This Order requires broadcasters and multichannel video programming distributors (MVPDs) to make emergency information accessible to those who have visual disabilities -- an action I unequivocally support. The Commission’s responsibility is to ensure accessibility to communications, “to all people of the United States” for the purpose of “promoting safety of life and property.”1
The Order we adopt today addresses this fundamental tenet of the Telecommunications Act by requiring that all broadcasters and MVPDs which provide emergency information make the critical details of that information accessible to those with visual disabilities. In contrast to the record on video entertainment description, the record reflects unanimous agreement that meaningful access to emergency information is vital. I am especially pleased that we have expedited the effective date of this requirement.

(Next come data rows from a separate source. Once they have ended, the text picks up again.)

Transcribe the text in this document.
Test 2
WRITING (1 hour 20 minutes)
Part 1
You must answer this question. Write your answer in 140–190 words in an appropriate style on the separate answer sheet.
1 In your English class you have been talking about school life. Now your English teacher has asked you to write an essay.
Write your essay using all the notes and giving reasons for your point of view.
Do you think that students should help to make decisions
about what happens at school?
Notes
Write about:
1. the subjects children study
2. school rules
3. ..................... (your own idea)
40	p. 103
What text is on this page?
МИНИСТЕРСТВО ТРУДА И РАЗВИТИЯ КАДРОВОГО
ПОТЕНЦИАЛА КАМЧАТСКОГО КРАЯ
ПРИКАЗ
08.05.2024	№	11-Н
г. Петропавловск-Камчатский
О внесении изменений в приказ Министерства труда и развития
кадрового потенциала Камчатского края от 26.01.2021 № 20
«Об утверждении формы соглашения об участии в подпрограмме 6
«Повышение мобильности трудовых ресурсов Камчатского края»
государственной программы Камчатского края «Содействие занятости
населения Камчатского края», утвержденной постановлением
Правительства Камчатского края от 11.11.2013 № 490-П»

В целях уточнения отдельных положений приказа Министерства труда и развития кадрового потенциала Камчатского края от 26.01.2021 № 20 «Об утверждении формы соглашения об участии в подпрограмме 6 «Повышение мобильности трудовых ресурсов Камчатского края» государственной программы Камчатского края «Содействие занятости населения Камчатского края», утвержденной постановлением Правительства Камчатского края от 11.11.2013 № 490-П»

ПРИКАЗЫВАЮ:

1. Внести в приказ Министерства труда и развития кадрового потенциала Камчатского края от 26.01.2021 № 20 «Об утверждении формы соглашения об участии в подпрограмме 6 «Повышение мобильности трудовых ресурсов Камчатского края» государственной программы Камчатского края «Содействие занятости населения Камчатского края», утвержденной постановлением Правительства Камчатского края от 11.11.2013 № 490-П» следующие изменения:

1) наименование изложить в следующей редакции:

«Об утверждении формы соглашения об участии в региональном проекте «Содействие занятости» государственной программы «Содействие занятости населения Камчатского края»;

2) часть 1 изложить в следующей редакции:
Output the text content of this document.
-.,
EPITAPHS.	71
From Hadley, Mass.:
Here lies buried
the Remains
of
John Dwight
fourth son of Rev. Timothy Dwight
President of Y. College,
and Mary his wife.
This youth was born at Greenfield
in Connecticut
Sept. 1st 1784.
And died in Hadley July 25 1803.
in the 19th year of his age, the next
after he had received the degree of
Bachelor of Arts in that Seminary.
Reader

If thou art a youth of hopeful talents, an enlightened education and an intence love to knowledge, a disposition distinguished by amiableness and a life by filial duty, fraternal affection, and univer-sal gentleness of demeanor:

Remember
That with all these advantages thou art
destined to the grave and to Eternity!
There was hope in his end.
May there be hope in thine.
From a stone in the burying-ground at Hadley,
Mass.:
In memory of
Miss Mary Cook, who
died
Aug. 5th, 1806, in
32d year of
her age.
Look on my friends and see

The Order begins but does not fully address the needs expressed by the visual disabilities community for access to emergency information. For example, consumers will still find it frustrating to hear a tone which precedes written weather, news, or sports information scrolled across the bottom of the television screen
, but will not have oral access to that information. In addition, the National Federation of the Blind notes that many new Secondary Audio Programming (SAP)-equipped televisions require navigating menus to access the SAP channel but that such menus are visual and therefore inaccessible to those with visual disabilities.2
The Commission should use its good offices to bring together representatives of the consumer electronics industry and advocates for those with visual disabilities to generate practical solutions to this problem.
Video Programming Description
The issues raised by the video entertainment description requirements of the Order are more problematic. Commenters raised legitimate questions about the demand for, cost, and feasibility of video description. To what extent will visually impaired consumers avail themselves of video described prime time and children’s programming? Do many even have access to SAP-enabled television receivers? Does it make sense to video describe all categories of programming? Will broadcasters and MVPDs be forced to supplant Spanish language programming on the SAP channel with video description? These questions are not fully answered.
Every regulation that government imposes has a cost associated with it. Inevitably, consumers pay that cost. We therefore must ensure that any requirements we impose are as narrowly tailored as are necessary to address the public need. The limited rollout of video description that we order today will enable us to assess the efficacy of
, and consumer demand for, this service. We will carefully evaluate that experience before expanding upon the requirements adopted today.
We are all mindful of our responsibility to follow the law in carrying out our duties, including our efforts to ensure that all Americans have meaningful access to video programming. While I have concerns about the record in this proceeding, the limited scope of our rules will enable us to assess the efficacy and consumer demand for descriptive video service before we entertain further expansion.